André Almeida Cunha Arantes e Priscila – Arquivo Pessoal

O livro “Infância Roubada”, editado pela Comissão da Verdade de São Paulo, mostra que as modalidades de violência contra os meninos e meninas na Ditadura eram bastante variadas. Manter ilegalmente crianças presas com os pais era uma delas.

Foi o que aconteceu com o paulista André Almeida Cunha Arantes, quando tinha 3 anos. Filho de Aldo Arantes e Maria Auxiliadora, ambos militantes da organização Ação Popular, conheceu bem cedo o que é ser privado da liberdade quando os dois foram detidos por motivos políticos. Primeiro ficou na Policlínica da PM, em Maceió, instalada num prédio que o garoto imaginou inicialmente ser um castelo, apesar de sombrio. Descobriu rápido que o lugar nada tinha de conto de fadas. “Quando despertei no outro dia, estava em um quarto pequeno e cinza, cheio de grades”, recorda.

Em seguida, foram transferidos para a detenção da Escola de Aprendizes de Marinheiro de Alagoas. “Uma vez por dia descíamos para brincar em um pátio, cheio de lixo e ratos, que minha mãe apelidou carinhosamente de Jerry.
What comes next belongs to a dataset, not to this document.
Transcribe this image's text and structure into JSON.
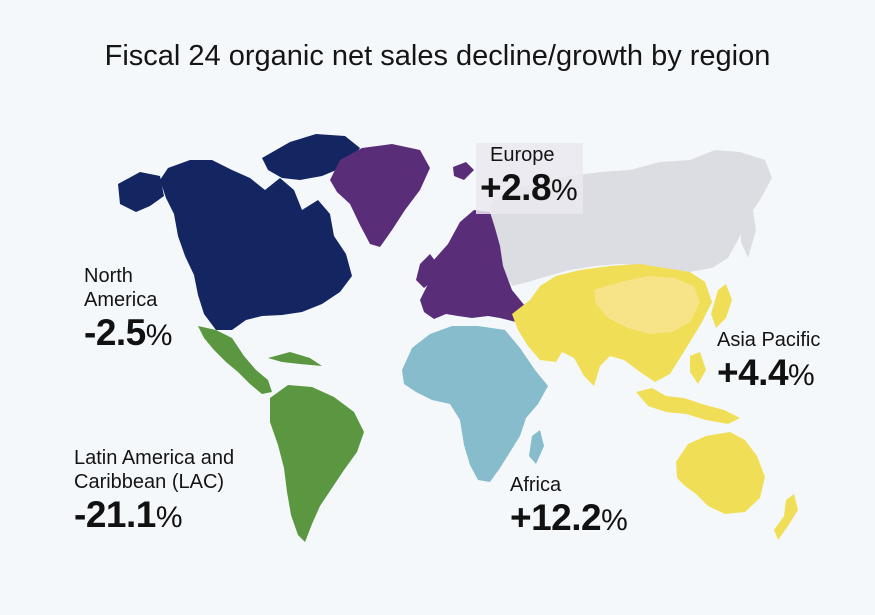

O Jerry era o ratinho esperto de um desenho animado da época que vivia fugindo de seu algoz, o gato Tom. Como era pequeno, não percebi, mas o ‘Tom’ tinha nos pegado”. André e a irmã Priscila, um ano mais nova, ficaram presos junto com a mãe quatro meses, sem registro oficial.

Virgílio Gomes da Silva Filho – Arquivo Pessoal

Houve casos em que as crianças eram tratadas como acusadas e submetidas a interrogatórios. Foi assim com Virgílio Gomes da Silva Filho, que tinha 6 anos quando viu três ou quatro carros pretos estacionarem na vizinhança de sua casa, na cidade de São Sebastião, em São Paulo. Seu pai, Virgílio, era militante da Vanguarda Popular Revolucionária e estava foragido. Depois de vasculharem as residências próximas, vários homens entraram na sala onde o garoto estava. “Foram empurrando tudo. Estavam todos armados com metralhadoras, revólveres”, recorda. Encontraram ali Manoel Cyrillo, um militante. “Jogaram-no no chão, começaram a dar chutes nele. Eram cinco ou seis em cima do Cyrillo e o resto tudo bagunçando a casa. Aquilo era um caos na minha cabeça. Não sabia o que estava acontecendo”.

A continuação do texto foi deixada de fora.